During the week of July 11, 82 percent of the 177 Evergreen Neighborhood Association (ENA) members who voted were opposed to the current design of the development of Block 137 (the Wizer Block). This vote was not anti-development or fear of change, but was because of the project itself. Here is why.

The scale, use and density of the proposal are inconsistent with the other blocks within the downtown “compact shopping district.” As well, there are traffic and parking issues.

The scale proposed is much bigger than on the surrounding blocks. There is nothing in the four-block area that is over two stories; the proposal is for four stories.

The four-block downtown district is to be for retail and commercial use, according to City plans; this proposal is 87-percent residential as its primary use. This high residential component is simply not what was intended for this block. The 207 households are too dense. They will increase the size of the Evergreen neighborhood by 50 percent! That is too many people for one city block.

Traffic on First and Second streets is already nearly maxed out for “local” streets, which is what they are classified in City plans. A Avenue is near its maximum, and State Street (Hwy. 43) is also near maximum capacity and likely beyond that at rush hour. No consideration has been given to any increased traffic on local streets, as there has been no traffic study of local streets. Evergreen Road runs straight through our neighborhood and is a likely alternate to a crowded A Avenue for Block 137 residents.

Parking for the proposed development is clearly inadequate by any reasonable measure. City measures allow for a 33-percent reduction in parking requirements for being downtown, pedestrian, transit and street parking, so that only 155 spaces are required for the retail/commercial portion of the project; however, the street parking is already almost fully occupied, so it is unclear how this can be counted in the project’s favor.

The residential portion of the project proposes 268 parking spaces, but City staff has said that 53 of those spaces must be reserved for visitors, leaving only 215 spaces for residents. Thirty-three spaces have been created using “lifts” so that two cars are parked in one space, a first for Lake Oswego and unapproved at this time. But even with the lifts, there is clearly not enough residential parking without significant assumptions about how many people will ride bikes or take transit.

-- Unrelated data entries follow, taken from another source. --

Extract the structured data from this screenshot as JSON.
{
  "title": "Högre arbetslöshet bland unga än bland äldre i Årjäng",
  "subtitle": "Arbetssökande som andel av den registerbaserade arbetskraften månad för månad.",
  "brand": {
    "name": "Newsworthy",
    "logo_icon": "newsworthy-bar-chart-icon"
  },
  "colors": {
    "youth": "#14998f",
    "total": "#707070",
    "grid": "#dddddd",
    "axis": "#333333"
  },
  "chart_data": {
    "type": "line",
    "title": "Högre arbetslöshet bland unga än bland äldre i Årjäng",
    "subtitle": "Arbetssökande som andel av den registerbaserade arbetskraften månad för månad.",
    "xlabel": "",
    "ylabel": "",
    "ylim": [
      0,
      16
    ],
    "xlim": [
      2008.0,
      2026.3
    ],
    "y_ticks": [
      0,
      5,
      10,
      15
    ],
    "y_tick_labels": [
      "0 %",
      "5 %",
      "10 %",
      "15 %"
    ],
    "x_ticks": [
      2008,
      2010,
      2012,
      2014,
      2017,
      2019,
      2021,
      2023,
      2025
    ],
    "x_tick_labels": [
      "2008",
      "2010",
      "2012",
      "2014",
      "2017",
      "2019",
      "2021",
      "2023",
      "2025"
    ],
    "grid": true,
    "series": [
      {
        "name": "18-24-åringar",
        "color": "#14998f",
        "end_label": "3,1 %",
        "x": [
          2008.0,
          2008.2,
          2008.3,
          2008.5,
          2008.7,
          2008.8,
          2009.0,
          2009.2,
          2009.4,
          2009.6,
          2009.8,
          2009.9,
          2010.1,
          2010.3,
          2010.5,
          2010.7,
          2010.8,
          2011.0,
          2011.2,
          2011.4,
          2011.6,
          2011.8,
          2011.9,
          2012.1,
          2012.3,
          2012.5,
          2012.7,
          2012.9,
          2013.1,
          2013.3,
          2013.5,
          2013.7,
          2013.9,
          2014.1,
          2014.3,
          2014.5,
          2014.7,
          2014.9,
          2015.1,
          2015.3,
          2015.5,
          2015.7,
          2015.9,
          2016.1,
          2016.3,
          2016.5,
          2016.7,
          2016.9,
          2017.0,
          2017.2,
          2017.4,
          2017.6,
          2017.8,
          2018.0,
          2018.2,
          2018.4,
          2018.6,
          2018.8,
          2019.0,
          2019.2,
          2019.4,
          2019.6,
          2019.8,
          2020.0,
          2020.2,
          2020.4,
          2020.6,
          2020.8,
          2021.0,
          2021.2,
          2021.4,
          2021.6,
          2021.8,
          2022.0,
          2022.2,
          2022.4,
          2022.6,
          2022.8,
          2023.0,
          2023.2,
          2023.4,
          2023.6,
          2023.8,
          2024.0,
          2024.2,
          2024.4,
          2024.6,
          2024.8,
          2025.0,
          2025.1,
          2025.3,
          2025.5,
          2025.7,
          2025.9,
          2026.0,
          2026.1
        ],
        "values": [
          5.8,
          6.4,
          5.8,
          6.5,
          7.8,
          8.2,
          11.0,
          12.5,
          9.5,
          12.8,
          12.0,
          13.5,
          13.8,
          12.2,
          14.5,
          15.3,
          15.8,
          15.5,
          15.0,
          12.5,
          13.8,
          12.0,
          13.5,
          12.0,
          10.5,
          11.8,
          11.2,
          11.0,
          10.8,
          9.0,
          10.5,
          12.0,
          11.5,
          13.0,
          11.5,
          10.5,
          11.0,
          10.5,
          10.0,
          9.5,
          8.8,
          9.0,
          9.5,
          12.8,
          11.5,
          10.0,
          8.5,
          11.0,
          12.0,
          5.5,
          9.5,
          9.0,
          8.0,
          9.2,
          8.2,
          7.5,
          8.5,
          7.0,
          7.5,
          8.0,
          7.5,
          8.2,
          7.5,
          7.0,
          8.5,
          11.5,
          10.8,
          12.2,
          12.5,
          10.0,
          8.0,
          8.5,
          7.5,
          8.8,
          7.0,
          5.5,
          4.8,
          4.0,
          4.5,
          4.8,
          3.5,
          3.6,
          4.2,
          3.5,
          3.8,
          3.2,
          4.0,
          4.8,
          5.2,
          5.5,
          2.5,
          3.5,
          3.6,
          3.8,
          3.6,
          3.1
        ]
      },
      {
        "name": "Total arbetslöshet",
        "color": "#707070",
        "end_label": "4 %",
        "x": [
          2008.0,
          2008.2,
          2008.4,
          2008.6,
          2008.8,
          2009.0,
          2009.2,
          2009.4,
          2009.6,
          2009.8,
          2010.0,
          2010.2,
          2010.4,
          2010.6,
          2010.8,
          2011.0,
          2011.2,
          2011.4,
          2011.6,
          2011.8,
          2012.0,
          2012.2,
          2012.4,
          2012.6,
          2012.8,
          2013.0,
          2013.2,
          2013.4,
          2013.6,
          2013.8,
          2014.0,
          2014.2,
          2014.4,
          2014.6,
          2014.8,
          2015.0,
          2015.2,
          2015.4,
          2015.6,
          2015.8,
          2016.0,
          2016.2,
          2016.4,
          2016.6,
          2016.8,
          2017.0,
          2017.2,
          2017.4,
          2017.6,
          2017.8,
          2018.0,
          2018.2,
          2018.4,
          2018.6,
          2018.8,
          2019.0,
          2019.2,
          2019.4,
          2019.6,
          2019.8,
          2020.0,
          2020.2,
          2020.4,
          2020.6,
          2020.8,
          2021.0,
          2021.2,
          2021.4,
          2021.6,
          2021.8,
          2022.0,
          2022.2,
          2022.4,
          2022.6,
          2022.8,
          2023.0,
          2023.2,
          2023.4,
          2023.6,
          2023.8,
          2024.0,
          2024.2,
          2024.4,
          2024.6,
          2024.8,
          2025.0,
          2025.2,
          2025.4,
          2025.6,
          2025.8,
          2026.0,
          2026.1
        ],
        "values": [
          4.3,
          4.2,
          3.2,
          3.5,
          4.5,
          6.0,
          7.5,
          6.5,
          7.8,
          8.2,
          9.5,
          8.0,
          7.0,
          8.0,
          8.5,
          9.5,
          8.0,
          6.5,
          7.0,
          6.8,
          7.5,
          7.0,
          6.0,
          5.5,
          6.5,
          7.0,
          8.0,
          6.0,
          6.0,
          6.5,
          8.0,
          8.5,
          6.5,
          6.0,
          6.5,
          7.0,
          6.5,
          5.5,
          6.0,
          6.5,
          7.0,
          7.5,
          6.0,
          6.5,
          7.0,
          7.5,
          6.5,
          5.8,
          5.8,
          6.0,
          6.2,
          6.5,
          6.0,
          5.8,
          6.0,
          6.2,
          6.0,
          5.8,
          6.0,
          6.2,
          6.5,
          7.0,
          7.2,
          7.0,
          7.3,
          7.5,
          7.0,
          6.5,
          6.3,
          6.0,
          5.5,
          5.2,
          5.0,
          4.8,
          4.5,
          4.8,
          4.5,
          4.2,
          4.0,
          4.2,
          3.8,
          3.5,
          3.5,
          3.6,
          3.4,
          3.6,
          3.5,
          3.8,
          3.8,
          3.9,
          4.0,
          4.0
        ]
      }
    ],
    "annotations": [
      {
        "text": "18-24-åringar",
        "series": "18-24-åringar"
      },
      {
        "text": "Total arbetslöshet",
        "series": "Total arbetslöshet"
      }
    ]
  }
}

In summary, ENA opposes this development by a 4-to-1 margin. The project is not consistent with our “village character” and not retail-oriented per the “compact shopping district” envisioned for these downtown blocks, and it does not adequately address traffic and parking issues.

When Lake View Village was reviewed, ENA testified in support of the project. Working with City staff and the developer, all issues were addressed before the project came before the Development Review Commission. We are saddened that we must oppose this project, but we must deal with reality and this project is just too big, too dense, not retail and lacks adequate traffic mitigation and parking.